The Boy, The Man, The Soldier

A northern seaside town was where he lived,
a boy neglected, badly shod and hungry,
last in a litter of children, fighting
for comfort beneath a grubby blanket.
Workless parents, feckless, without hope,
carelessly treading on their children’s dreams.

His brothers, famed for threats and vengeful fights,
were dreaded on the streets where people lived
in fear. No cat o’nine tails spoilt their dreams,
nor threat of Borstal quelled their wolfish hunger
for destruction. Muffled beneath the blanket
their young brother nurtured his future hopes.

With school behind him, he was free to dream,
of future fortune—catalogue of hopes.
A soldier’s life, a uniform, own blanket;
good leather boots, the honour of fighting
for King and country; earn a good living,
build a reputation—end the hunger.

At seventeen, he throws aside the blanket,
Enlisting as a medic, lives the dream.
No strict routine nor hardship curbs his hunger
to care for wounded men. Then—crushed hopes,
lost in a Singapore hospital where fights
with bayonet and gun leave few to live.

The boy, the man, the soldier minus hope,
now caring for the dead, lets go the fight
for freedom. Only five are left alive
to tend cohorts of dead who cannot dream
of home.
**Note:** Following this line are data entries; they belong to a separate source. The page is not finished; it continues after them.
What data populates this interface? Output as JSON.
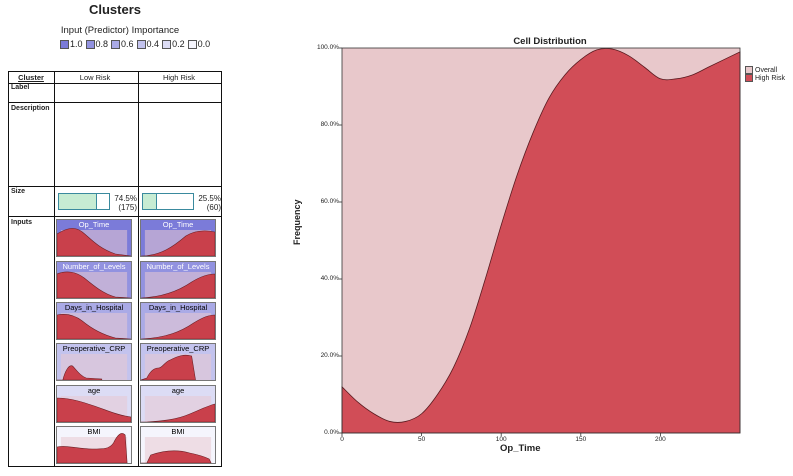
{
  "left_panel": {
    "title": "Clusters",
    "importance_title": "Input (Predictor) Importance",
    "legend": [
      {
        "label": "1.0",
        "color": "#7b7bd9"
      },
      {
        "label": "0.8",
        "color": "#9292e0"
      },
      {
        "label": "0.6",
        "color": "#aaaae6"
      },
      {
        "label": "0.4",
        "color": "#c3c3ee"
      },
      {
        "label": "0.2",
        "color": "#dcdcf5"
      },
      {
        "label": "0.0",
        "color": "#f5f5fd"
      }
    ],
    "table": {
      "header": {
        "cluster": "Cluster",
        "col1": "Low Risk",
        "col2": "High Risk"
      },
      "rows": {
        "label": "Label",
        "description": "Description",
        "size": "Size",
        "inputs": "Inputs"
      },
      "sizes": [
        {
          "percent": "74.5%",
          "count": "(175)",
          "fraction": 0.745
        },
        {
          "percent": "25.5%",
          "count": "(60)",
          "fraction": 0.255
        }
      ],
      "inputs": [
        {
          "name": "Op_Time",
          "importance": 1.0
        },
        {
          "name": "Number_of_Levels",
          "importance": 0.8
        },
        {
          "name": "Days_in_Hospital",
          "importance": 0.6
        },
        {
          "name": "Preoperative_CRP",
          "importance": 0.4
        },
        {
          "name": "age",
          "importance": 0.2
        },
        {
          "name": "BMI",
          "importance": 0.1
        }
      ]
    }
  },
  "chart_data": {
    "type": "area",
    "title": "Cell Distribution",
    "xlabel": "Op_Time",
    "ylabel": "Frequency",
    "xlim": [
      0,
      250
    ],
    "ylim": [
      0,
      100
    ],
    "x_ticks": [
      "0",
      "50",
      "100",
      "150",
      "200"
    ],
    "y_ticks": [
      "0.0%",
      "20.0%",
      "40.0%",
      "60.0%",
      "80.0%",
      "100.0%"
    ],
    "legend": [
      "Overall",
      "High Risk"
    ],
    "colors": {
      "overall": "#e8c8cb",
      "high_risk": "#d14d57"
    },
    "x": [
      0,
      10,
      20,
      30,
      40,
      50,
      60,
      70,
      80,
      90,
      100,
      110,
      120,
      130,
      140,
      150,
      160,
      170,
      180,
      190,
      200,
      210,
      220,
      230,
      240,
      250
    ],
    "series": [
      {
        "name": "Overall",
        "values": [
          100,
          100,
          100,
          100,
          100,
          100,
          100,
          100,
          100,
          100,
          100,
          100,
          100,
          100,
          100,
          100,
          100,
          100,
          100,
          100,
          100,
          100,
          100,
          100,
          100,
          100
        ]
      },
      {
        "name": "High Risk",
        "values": [
          12,
          8,
          5,
          3,
          3,
          5,
          10,
          17,
          27,
          40,
          54,
          67,
          78,
          87,
          93,
          97,
          99.5,
          99.7,
          98,
          95,
          92,
          92,
          93,
          95,
          97,
          99
        ]
      }
    ]
  }
}
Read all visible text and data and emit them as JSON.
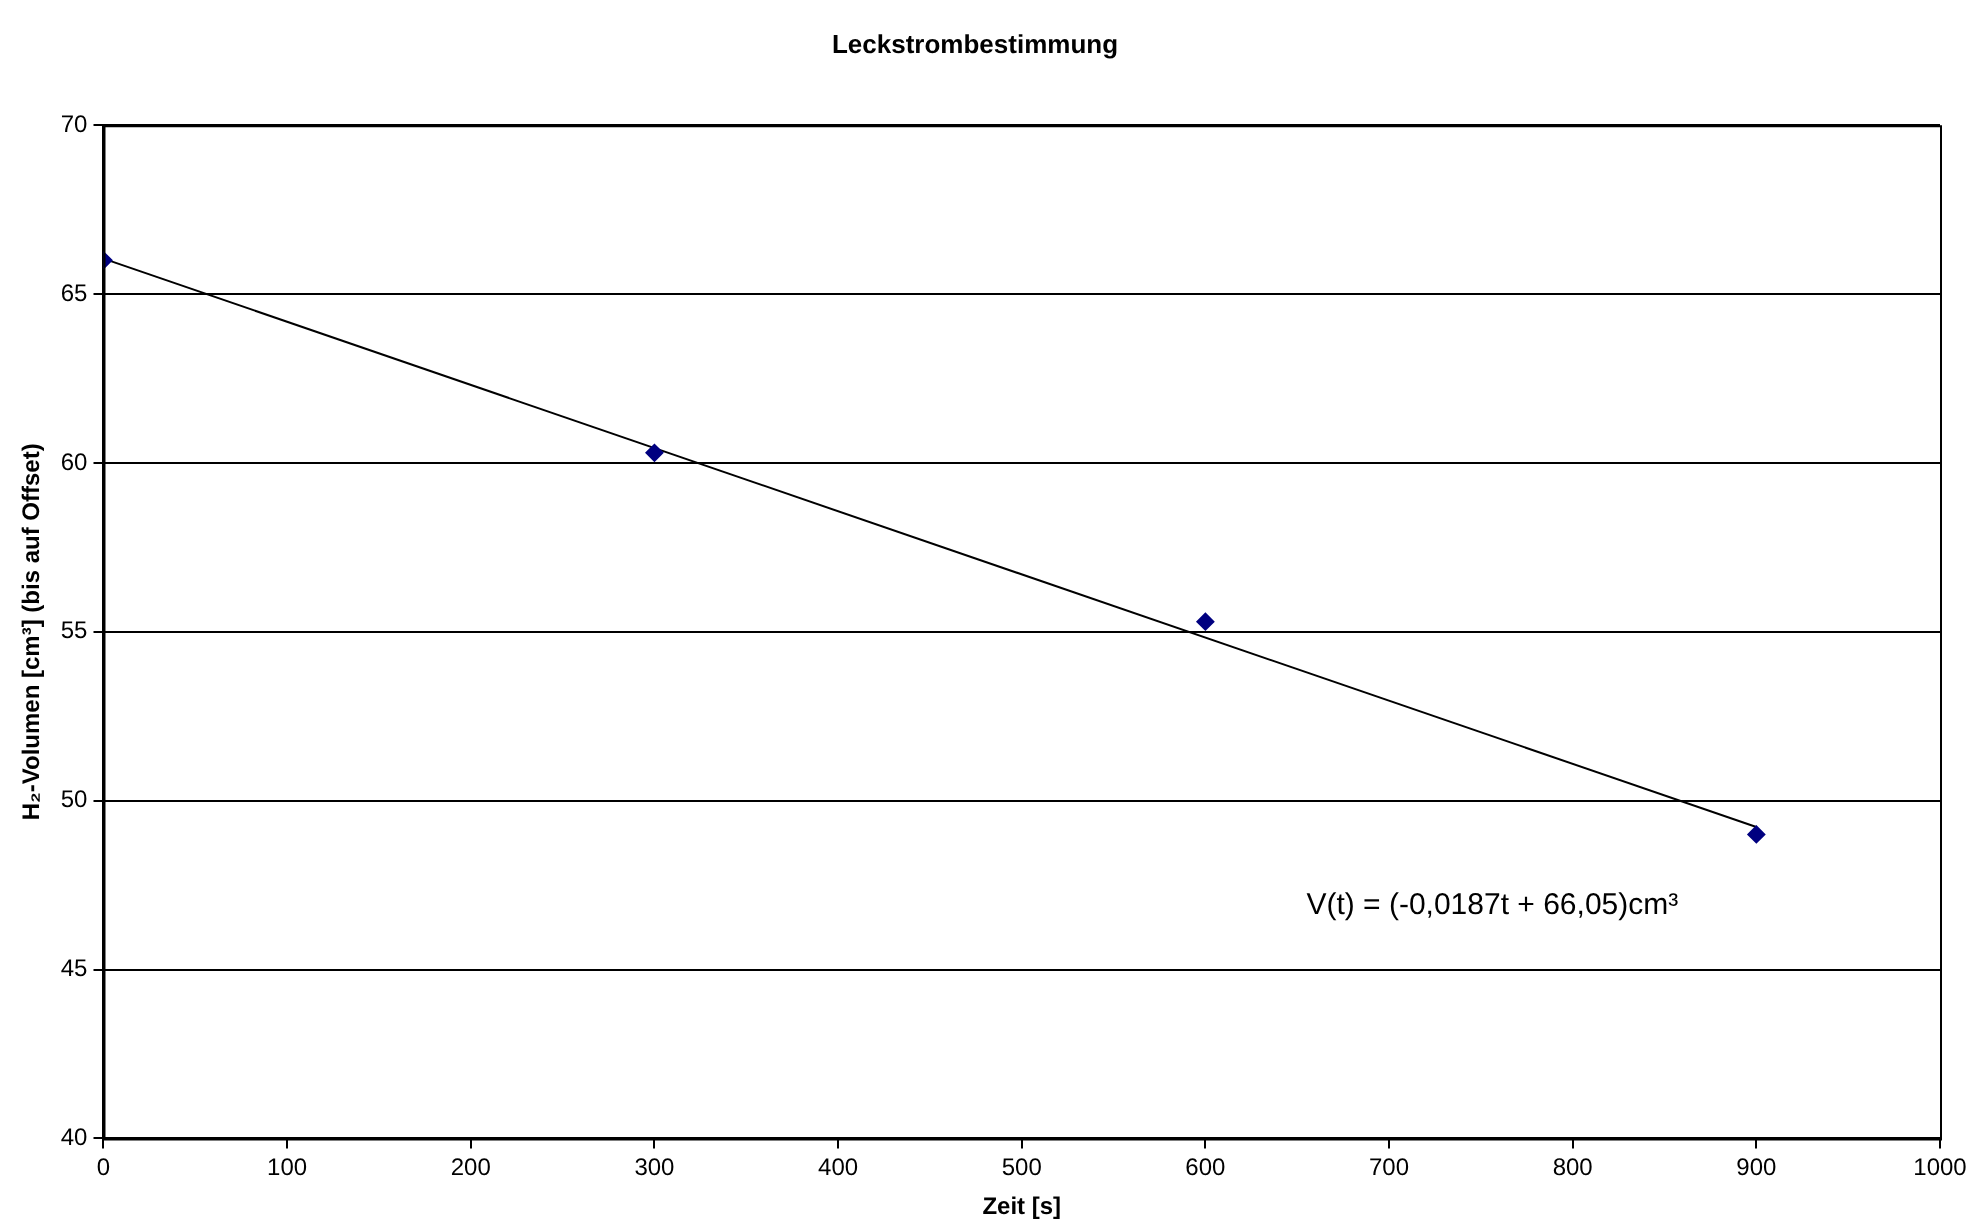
{
  "chart_data": {
    "type": "scatter",
    "title": "Leckstrombestimmung",
    "xlabel": "Zeit [s]",
    "ylabel": "H₂-Volumen [cm³] (bis auf Offset)",
    "xlim": [
      0,
      1000
    ],
    "xticks": [
      0,
      100,
      200,
      300,
      400,
      500,
      600,
      700,
      800,
      900,
      1000
    ],
    "ylim": [
      40,
      70
    ],
    "yticks": [
      40,
      45,
      50,
      55,
      60,
      65,
      70
    ],
    "grid": "y",
    "legend": false,
    "series": [
      {
        "x": [
          0,
          300,
          600,
          900
        ],
        "values": [
          66,
          60.3,
          55.3,
          49
        ],
        "color": "#000080",
        "marker": "diamond"
      },
      {
        "type": "line",
        "x": [
          0,
          900
        ],
        "values": [
          66.05,
          49.22
        ],
        "color": "#000000",
        "marker": "none",
        "line_style": "solid"
      }
    ],
    "annotations": [
      "V(t) = (-0,0187t + 66,05)cm³"
    ]
  }
}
The enemy waits, while hungry
and cold the boy longs for a shared blanket.

The railway—sweat, exhaustion, fear, hunger.
The swampy heat like saturated blanket.
The lashing sword of captors wrecking hopes
of home and freedom. Only the will to live
endures the pain. The medic kills his dreams
while care of dying men, becomes his fight.

A bomb blankets the world in flimsy freedom.
Fighting over, lives restored, less hunger.
The man disturbs the dust and hopes for dreams.